Page:Marivaux - Œuvres complètes, édition Duviquet, 1825, tome 7.djvu/494

La bibliothèque libre.
Cette page n’a pas encore été corrigée

Jusqu’ici donc mes discours avaient toujours eu une petite tournure champêtre ; mais il y avait plus d’un mois que je m’en corrigeais assez bien, quand je voulais y prendre garde, et je n’avais conservé cette tournure avec Mlle Habert, qu’à cause que je m’étais aperçu qu’elle me réussissait auprès d’elle, et que je lui avais dit tout ce qui m’avait plu à la faveur de ce langage rustique ; mais il est certain que je parlais meilleur français quand je voulais. J’avais déjà acquis assez d’usage pour cela, et je crus devoir m’appliquer à parler mieux qu’à l’ordinaire.

Notre repas fut le plus gai du monde, et j’y fus plus gai que personne.

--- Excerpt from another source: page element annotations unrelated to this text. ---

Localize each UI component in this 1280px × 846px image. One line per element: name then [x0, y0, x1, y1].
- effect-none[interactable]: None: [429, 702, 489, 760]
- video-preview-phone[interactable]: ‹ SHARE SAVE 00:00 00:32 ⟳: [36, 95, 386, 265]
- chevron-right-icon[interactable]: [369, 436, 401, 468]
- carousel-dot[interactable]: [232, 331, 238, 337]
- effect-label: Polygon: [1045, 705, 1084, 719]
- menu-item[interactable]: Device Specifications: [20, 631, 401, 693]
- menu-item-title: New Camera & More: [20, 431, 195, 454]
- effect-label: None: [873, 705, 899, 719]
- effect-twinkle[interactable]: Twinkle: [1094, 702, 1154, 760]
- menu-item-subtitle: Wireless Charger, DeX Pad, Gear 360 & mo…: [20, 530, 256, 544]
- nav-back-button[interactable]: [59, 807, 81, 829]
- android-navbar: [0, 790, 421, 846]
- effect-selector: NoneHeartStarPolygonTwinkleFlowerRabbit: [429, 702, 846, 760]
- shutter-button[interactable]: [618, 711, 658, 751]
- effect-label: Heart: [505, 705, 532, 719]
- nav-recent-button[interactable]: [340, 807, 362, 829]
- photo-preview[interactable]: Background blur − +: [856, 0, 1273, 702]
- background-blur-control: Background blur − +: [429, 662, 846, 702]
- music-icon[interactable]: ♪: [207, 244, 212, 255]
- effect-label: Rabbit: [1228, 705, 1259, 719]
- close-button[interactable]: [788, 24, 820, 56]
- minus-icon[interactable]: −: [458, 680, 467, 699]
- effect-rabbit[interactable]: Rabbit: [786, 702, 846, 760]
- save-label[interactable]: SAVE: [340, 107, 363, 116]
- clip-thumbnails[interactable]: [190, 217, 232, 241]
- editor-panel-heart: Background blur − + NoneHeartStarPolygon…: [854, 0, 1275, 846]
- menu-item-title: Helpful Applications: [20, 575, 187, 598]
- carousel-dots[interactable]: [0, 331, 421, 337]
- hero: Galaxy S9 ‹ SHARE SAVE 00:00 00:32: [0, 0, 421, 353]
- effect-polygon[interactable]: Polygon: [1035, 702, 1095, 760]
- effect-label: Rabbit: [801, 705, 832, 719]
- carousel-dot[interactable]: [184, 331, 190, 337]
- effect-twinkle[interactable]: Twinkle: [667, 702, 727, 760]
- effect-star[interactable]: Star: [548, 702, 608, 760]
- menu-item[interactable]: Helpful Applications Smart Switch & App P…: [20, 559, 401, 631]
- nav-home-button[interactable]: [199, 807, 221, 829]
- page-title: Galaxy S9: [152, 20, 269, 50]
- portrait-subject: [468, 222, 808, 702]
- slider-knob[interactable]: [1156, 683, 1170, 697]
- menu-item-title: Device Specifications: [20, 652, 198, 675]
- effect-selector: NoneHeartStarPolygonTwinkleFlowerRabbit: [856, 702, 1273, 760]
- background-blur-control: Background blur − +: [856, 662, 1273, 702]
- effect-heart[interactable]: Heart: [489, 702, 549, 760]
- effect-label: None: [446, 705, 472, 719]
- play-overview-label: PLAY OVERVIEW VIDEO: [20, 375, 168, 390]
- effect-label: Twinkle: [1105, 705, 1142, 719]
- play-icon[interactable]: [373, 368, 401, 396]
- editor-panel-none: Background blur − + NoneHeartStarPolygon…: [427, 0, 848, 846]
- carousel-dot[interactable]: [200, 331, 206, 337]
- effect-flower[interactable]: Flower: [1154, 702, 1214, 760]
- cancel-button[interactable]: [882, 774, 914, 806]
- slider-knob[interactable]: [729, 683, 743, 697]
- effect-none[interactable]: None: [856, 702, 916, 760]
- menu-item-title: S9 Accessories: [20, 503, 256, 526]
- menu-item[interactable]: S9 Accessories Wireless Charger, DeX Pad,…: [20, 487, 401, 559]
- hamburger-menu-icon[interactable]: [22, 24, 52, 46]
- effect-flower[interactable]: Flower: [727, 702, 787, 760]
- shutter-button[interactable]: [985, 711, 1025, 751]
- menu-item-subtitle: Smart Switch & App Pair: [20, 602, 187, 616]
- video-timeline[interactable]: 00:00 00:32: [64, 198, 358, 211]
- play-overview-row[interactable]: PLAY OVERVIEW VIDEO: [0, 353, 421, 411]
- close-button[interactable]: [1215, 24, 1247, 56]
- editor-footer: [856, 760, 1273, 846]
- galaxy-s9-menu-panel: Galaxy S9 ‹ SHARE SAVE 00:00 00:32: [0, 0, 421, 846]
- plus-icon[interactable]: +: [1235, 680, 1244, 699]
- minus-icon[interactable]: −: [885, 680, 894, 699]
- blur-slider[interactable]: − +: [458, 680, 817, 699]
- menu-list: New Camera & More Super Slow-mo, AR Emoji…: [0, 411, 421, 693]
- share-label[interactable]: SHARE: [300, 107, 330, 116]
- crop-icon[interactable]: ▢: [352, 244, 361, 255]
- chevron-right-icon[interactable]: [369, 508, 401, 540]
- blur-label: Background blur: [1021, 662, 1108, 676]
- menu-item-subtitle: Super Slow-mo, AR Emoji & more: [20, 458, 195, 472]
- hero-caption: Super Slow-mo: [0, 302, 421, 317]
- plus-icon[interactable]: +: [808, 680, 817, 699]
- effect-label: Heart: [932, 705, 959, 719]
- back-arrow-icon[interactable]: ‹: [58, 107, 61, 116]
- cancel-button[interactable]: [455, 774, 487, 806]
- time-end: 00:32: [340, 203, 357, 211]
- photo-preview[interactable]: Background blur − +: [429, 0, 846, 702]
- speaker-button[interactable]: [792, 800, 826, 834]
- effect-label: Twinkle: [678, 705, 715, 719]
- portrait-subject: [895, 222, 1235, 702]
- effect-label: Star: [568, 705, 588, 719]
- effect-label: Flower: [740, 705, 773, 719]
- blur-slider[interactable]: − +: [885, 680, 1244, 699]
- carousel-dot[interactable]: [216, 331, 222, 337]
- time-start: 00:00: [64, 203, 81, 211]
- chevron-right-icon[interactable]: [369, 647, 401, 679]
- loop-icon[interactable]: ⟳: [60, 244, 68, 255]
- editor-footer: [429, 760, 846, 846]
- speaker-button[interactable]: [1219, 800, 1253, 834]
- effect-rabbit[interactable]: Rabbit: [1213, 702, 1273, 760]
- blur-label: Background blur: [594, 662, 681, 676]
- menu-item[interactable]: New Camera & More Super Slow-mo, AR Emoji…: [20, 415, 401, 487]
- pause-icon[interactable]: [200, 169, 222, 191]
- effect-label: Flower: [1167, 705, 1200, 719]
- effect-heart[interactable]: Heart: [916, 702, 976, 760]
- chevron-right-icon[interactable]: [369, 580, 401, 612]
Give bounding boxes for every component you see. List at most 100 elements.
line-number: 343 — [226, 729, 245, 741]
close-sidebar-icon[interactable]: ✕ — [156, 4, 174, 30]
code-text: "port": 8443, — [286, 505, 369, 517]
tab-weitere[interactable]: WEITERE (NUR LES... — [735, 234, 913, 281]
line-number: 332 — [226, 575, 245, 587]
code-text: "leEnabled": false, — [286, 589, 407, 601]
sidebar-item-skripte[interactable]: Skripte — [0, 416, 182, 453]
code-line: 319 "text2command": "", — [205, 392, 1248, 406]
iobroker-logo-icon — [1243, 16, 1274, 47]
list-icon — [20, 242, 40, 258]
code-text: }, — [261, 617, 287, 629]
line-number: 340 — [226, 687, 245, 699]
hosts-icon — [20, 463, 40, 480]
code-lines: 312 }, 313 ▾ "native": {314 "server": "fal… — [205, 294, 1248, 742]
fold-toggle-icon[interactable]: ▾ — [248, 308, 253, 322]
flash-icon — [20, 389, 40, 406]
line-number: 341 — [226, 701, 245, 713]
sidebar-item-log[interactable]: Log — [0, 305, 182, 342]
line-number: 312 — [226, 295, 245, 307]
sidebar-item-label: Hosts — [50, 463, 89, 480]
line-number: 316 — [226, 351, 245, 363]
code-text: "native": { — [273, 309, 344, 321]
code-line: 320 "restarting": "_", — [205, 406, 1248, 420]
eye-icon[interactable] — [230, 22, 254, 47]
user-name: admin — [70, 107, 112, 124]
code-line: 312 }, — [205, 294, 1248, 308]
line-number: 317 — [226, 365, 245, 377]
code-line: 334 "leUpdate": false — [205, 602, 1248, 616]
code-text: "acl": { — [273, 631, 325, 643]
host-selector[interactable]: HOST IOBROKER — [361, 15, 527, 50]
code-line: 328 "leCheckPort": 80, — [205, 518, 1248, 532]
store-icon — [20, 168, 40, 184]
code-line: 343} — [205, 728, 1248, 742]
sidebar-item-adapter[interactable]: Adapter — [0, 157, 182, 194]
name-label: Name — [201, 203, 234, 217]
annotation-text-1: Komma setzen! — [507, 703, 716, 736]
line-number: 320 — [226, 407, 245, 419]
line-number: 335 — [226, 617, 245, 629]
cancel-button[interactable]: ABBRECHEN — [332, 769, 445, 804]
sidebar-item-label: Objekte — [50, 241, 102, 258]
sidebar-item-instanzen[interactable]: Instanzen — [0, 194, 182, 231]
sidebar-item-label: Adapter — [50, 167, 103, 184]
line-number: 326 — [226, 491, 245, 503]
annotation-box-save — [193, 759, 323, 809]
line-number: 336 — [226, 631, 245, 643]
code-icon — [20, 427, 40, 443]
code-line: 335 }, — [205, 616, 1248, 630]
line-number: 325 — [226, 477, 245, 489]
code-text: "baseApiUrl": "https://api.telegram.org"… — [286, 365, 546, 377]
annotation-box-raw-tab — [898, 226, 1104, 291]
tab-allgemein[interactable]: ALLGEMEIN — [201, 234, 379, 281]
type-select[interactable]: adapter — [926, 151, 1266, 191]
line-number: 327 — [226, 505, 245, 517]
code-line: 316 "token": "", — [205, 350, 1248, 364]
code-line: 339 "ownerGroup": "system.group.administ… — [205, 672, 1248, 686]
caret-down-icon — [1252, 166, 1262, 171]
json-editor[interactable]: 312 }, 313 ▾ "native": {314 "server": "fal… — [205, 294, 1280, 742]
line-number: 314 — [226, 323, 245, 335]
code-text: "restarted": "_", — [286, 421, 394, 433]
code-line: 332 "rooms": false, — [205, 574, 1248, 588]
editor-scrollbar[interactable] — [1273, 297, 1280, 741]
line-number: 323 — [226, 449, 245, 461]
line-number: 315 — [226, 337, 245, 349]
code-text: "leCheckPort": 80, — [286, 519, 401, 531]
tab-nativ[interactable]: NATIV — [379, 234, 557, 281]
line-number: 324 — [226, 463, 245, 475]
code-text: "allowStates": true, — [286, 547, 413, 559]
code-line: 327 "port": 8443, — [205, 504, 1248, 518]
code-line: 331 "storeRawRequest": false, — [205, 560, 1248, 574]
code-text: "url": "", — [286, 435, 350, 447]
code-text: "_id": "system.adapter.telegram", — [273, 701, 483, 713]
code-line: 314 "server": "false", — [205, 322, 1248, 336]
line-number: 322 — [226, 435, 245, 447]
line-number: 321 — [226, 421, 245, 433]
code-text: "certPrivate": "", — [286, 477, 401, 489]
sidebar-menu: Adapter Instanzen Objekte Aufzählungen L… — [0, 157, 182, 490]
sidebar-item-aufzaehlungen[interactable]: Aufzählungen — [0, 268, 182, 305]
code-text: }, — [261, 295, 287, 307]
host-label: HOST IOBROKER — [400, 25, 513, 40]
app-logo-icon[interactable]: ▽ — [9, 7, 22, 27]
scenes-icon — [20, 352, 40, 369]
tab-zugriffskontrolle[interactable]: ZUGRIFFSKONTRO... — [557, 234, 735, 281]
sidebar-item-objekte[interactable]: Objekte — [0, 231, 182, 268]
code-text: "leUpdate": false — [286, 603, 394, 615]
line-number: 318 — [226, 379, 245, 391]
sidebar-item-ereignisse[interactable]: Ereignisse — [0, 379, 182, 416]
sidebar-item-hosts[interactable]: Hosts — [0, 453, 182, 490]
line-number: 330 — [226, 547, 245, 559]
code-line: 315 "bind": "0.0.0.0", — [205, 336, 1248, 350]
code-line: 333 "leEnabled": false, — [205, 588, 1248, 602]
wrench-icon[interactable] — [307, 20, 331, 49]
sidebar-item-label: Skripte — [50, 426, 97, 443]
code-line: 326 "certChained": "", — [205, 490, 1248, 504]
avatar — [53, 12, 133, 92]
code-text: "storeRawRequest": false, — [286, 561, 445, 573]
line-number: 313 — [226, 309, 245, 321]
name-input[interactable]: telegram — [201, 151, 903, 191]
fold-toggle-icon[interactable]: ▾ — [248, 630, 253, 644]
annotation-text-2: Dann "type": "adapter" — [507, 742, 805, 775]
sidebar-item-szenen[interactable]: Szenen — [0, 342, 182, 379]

Ma situation me paraissait assez douce ; il y avait grande apparence que Mlle Habert m’aimait, elle était encore assez aimable, elle était riche pour moi ; elle jouissait bien de quatre mille livres de rente et au delà, et j’apercevais un avenir très riant et très prochain ; ce qui devait réjouir l’âme d’un paysan de mon âge, qui presque au sortir de la charrue pouvait sauter tout d’un coup au rang honorable de bon bourgeois de Paris ; en un mot j’étais à la veille d’avoir pignon sur rue, et de vivre de mes rentes, chéri d’une femme que je ne haïssais pas, et que mon cœur payait du moins d’une reconnaissance qui ressemblait si bien à de l’amour, que je ne m’embarrassais pas d’en examiner la différence.